Cómo leer. Cómo escribir. En un culo de mundo, en la playa desierta de Cosón, en la península de Samaná —al noroeste de La Española— cuando entra por twitter la hambruna en el cuerno de África y la bancarrota de Europa. Los pobres mueren de hambre y los ricos tiemblan de miedo mientras que el resto de mortales decididos a seguir respirando apoltronamos la incertidumbre en el sofá. Mejor dicho, en la hamaca a rayas sujetada entre dos cocoteros, metáfora perfecta del escapismo. Entre sus pliegues románticos acecha la bicha. El remordimiento judeocristiano que beato y certero anuncia lo que nos espera al regresar. Cómo leer. Cómo escribir. Ni un alma en la playa. Aquí llueve más que en Punta Cana y no se practica el todo incluido. Moverte en motoconcho cuesta tres dólares la hora pero en el supermercado Lindo venden burdeos embotellado por Robuchon y botellas de la Veuve Clicqot. Un aire decadente sobrevuela las noticias. Y por las peleas de gallos que se gastan en un chamizo llamado centro deportivo. La campaña electoral derrocha creatividad: «Llegó papá» anuncia sin sonrojo Hipólito Mejía, candidato a la presidencia de República Dominicana —un ignorante, dicen los morenos, que cuando gobernó le escondió al pueblo el arroz—. Pervive la sombra de Balaguer, de Trujillo, las mártires, las hermanas Mirabal de quienes los niños aprenden sus nombres en la escuela, del indio taino que se levantó contra Colón en las cuevas de los Haitises pero acabó traicionado por su amante, que lo entregó a los españoles, y fue debidamente llorado por su esposa Anacaona. Mi familia aprende rápidamente su nombre, cómo no, igual que el de la ciclona que amenazó con aterrorizarnos hace unos días, Emily. Todo quedó en una tormentita tropical. Pero dejó una legión de mosquitos gobernando el paraíso. Los jejenes sólo pican a los blancos. Pasan de largo entre los pescadores que venden sus camarones sobre la arena y las prostitutas haitianas se dejan abandonar por el amanecer. Hay un Caribe colonial y melancólico que nada tiene que ver con sus aguas turquesa. Borrachos de ron en la calle, lunas plateando sobre el mar como un H. Stern.
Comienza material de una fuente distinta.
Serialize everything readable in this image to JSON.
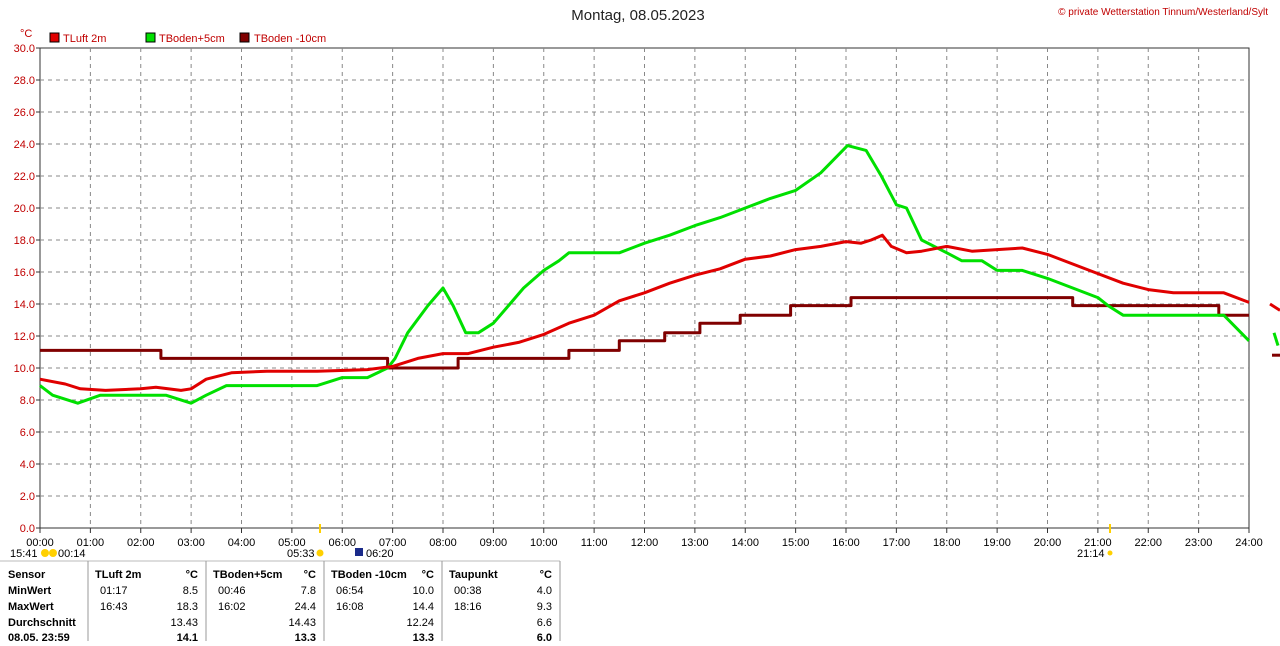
{
  "header": {
    "title": "Montag, 08.05.2023",
    "copyright": "© private Wetterstation Tinnum/Westerland/Sylt"
  },
  "colors": {
    "luft": "#e00000",
    "boden5": "#00e000",
    "boden10": "#800000",
    "axis_text": "#c00000"
  },
  "chart_data": {
    "type": "line",
    "ylabel": "°C",
    "ylim": [
      0,
      30
    ],
    "yticks": [
      "0.0",
      "2.0",
      "4.0",
      "6.0",
      "8.0",
      "10.0",
      "12.0",
      "14.0",
      "16.0",
      "18.0",
      "20.0",
      "22.0",
      "24.0",
      "26.0",
      "28.0",
      "30.0"
    ],
    "xlim": [
      0,
      24
    ],
    "xticks": [
      "00:00",
      "01:00",
      "02:00",
      "03:00",
      "04:00",
      "05:00",
      "06:00",
      "07:00",
      "08:00",
      "09:00",
      "10:00",
      "11:00",
      "12:00",
      "13:00",
      "14:00",
      "15:00",
      "16:00",
      "17:00",
      "18:00",
      "19:00",
      "20:00",
      "21:00",
      "22:00",
      "23:00",
      "24:00"
    ],
    "grid": true,
    "legend_placement": "top-left",
    "series": [
      {
        "name": "TLuft 2m",
        "x": [
          0,
          0.5,
          0.8,
          1.3,
          2.0,
          2.3,
          2.8,
          3.0,
          3.3,
          3.8,
          4.5,
          5.5,
          6.5,
          7.0,
          7.5,
          8.0,
          8.5,
          9.0,
          9.5,
          10.0,
          10.5,
          11.0,
          11.5,
          12.0,
          12.5,
          13.0,
          13.5,
          14.0,
          14.5,
          15.0,
          15.5,
          16.0,
          16.3,
          16.5,
          16.72,
          16.9,
          17.2,
          17.5,
          18.0,
          18.5,
          19.0,
          19.5,
          20.0,
          20.5,
          21.0,
          21.5,
          22.0,
          22.5,
          23.0,
          23.5,
          24.0
        ],
        "values": [
          9.3,
          9.0,
          8.7,
          8.6,
          8.7,
          8.8,
          8.6,
          8.7,
          9.3,
          9.7,
          9.8,
          9.8,
          9.9,
          10.1,
          10.6,
          10.9,
          10.9,
          11.3,
          11.6,
          12.1,
          12.8,
          13.3,
          14.2,
          14.7,
          15.3,
          15.8,
          16.2,
          16.8,
          17.0,
          17.4,
          17.6,
          17.9,
          17.8,
          18.0,
          18.3,
          17.6,
          17.2,
          17.3,
          17.6,
          17.3,
          17.4,
          17.5,
          17.1,
          16.5,
          15.9,
          15.3,
          14.9,
          14.7,
          14.7,
          14.7,
          14.1
        ]
      },
      {
        "name": "TBoden+5cm",
        "x": [
          0,
          0.25,
          0.75,
          1.2,
          2.5,
          3.0,
          3.3,
          3.7,
          4.5,
          5.0,
          5.5,
          6.0,
          6.5,
          6.9,
          7.05,
          7.3,
          7.7,
          8.0,
          8.2,
          8.45,
          8.7,
          9.0,
          9.3,
          9.6,
          10.0,
          10.3,
          10.5,
          11.0,
          11.5,
          12.0,
          12.5,
          13.0,
          13.5,
          14.0,
          14.5,
          15.0,
          15.5,
          16.03,
          16.4,
          16.7,
          17.0,
          17.2,
          17.5,
          18.0,
          18.3,
          18.7,
          19.0,
          19.5,
          20.0,
          20.5,
          21.0,
          21.2,
          21.5,
          22.0,
          22.5,
          23.0,
          23.5,
          24.0
        ],
        "values": [
          8.9,
          8.3,
          7.8,
          8.3,
          8.3,
          7.8,
          8.3,
          8.9,
          8.9,
          8.9,
          8.9,
          9.4,
          9.4,
          10.0,
          10.6,
          12.2,
          13.9,
          15.0,
          13.9,
          12.2,
          12.2,
          12.8,
          13.9,
          15.0,
          16.1,
          16.7,
          17.2,
          17.2,
          17.2,
          17.8,
          18.3,
          18.9,
          19.4,
          20.0,
          20.6,
          21.1,
          22.2,
          23.9,
          23.6,
          22.0,
          20.2,
          20.0,
          18.0,
          17.2,
          16.7,
          16.7,
          16.1,
          16.1,
          15.6,
          15.0,
          14.4,
          13.9,
          13.3,
          13.3,
          13.3,
          13.3,
          13.3,
          11.7
        ]
      },
      {
        "name": "TBoden -10cm",
        "x": [
          0,
          2.4,
          2.4,
          6.9,
          6.9,
          8.3,
          8.3,
          10.5,
          10.5,
          11.5,
          11.5,
          12.4,
          12.4,
          13.1,
          13.1,
          13.9,
          13.9,
          14.9,
          14.9,
          16.1,
          16.1,
          20.5,
          20.5,
          23.4,
          23.4,
          24.0
        ],
        "values": [
          11.1,
          11.1,
          10.6,
          10.6,
          10.0,
          10.0,
          10.6,
          10.6,
          11.1,
          11.1,
          11.7,
          11.7,
          12.2,
          12.2,
          12.8,
          12.8,
          13.3,
          13.3,
          13.9,
          13.9,
          14.4,
          14.4,
          13.9,
          13.9,
          13.3,
          13.3
        ]
      }
    ]
  },
  "sun": {
    "twilight_start": "15:41",
    "sunrise_icon_time": "00:14",
    "sunrise": "05:33",
    "moonrise": "06:20",
    "sunset": "21:14"
  },
  "stats": {
    "headers": [
      "Sensor",
      "TLuft 2m",
      "°C",
      "TBoden+5cm",
      "°C",
      "TBoden -10cm",
      "°C",
      "Taupunkt",
      "°C"
    ],
    "rows": [
      {
        "label": "MinWert",
        "luft_t": "01:17",
        "luft_v": "8.5",
        "b5_t": "00:46",
        "b5_v": "7.8",
        "b10_t": "06:54",
        "b10_v": "10.0",
        "tp_t": "00:38",
        "tp_v": "4.0"
      },
      {
        "label": "MaxWert",
        "luft_t": "16:43",
        "luft_v": "18.3",
        "b5_t": "16:02",
        "b5_v": "24.4",
        "b10_t": "16:08",
        "b10_v": "14.4",
        "tp_t": "18:16",
        "tp_v": "9.3"
      },
      {
        "label": "Durchschnitt",
        "luft_t": "",
        "luft_v": "13.43",
        "b5_t": "",
        "b5_v": "14.43",
        "b10_t": "",
        "b10_v": "12.24",
        "tp_t": "",
        "tp_v": "6.6"
      },
      {
        "label": "08.05. 23:59",
        "luft_t": "",
        "luft_v": "14.1",
        "b5_t": "",
        "b5_v": "13.3",
        "b10_t": "",
        "b10_v": "13.3",
        "tp_t": "",
        "tp_v": "6.0"
      }
    ]
  }
}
Qué leer aquí sino franceses. Entretenerme tanto con Beigbeder y Houellebecq, una atractiva pareja que se cita en sus libros. En Las Terrenas, María, negra prieta y madre de seis hijos, gana diez dólares al día limpiando hoteles y villas construidos por franceses. Dominicanos chapurreando el francés en Chez Sandro y sirviendo el chillo al horno. Franceses bailando la bachata en La Bodega. Y esa exuberante concentración de palmeras en la playa desierta. Mi amol, bonsoir.

Publicado en Mi Smythson

2 comentarios

  1. Puedo sentir el picor de las ronchas causadas por los mosquitos. Buen relato. Capturas esa amalgama de alegría, dolor, esplendor y decadencia tan propios del caribe.
    Una precisión: La cacica se llamaba Anacaona no anacaoba.

  2. Gracias Juan Carlos por la corrección: el nombre correcto es Anacaona, disculpad el lapsus. Y felicidades por tu web: “una reflexión policromática del desarrollo humano”.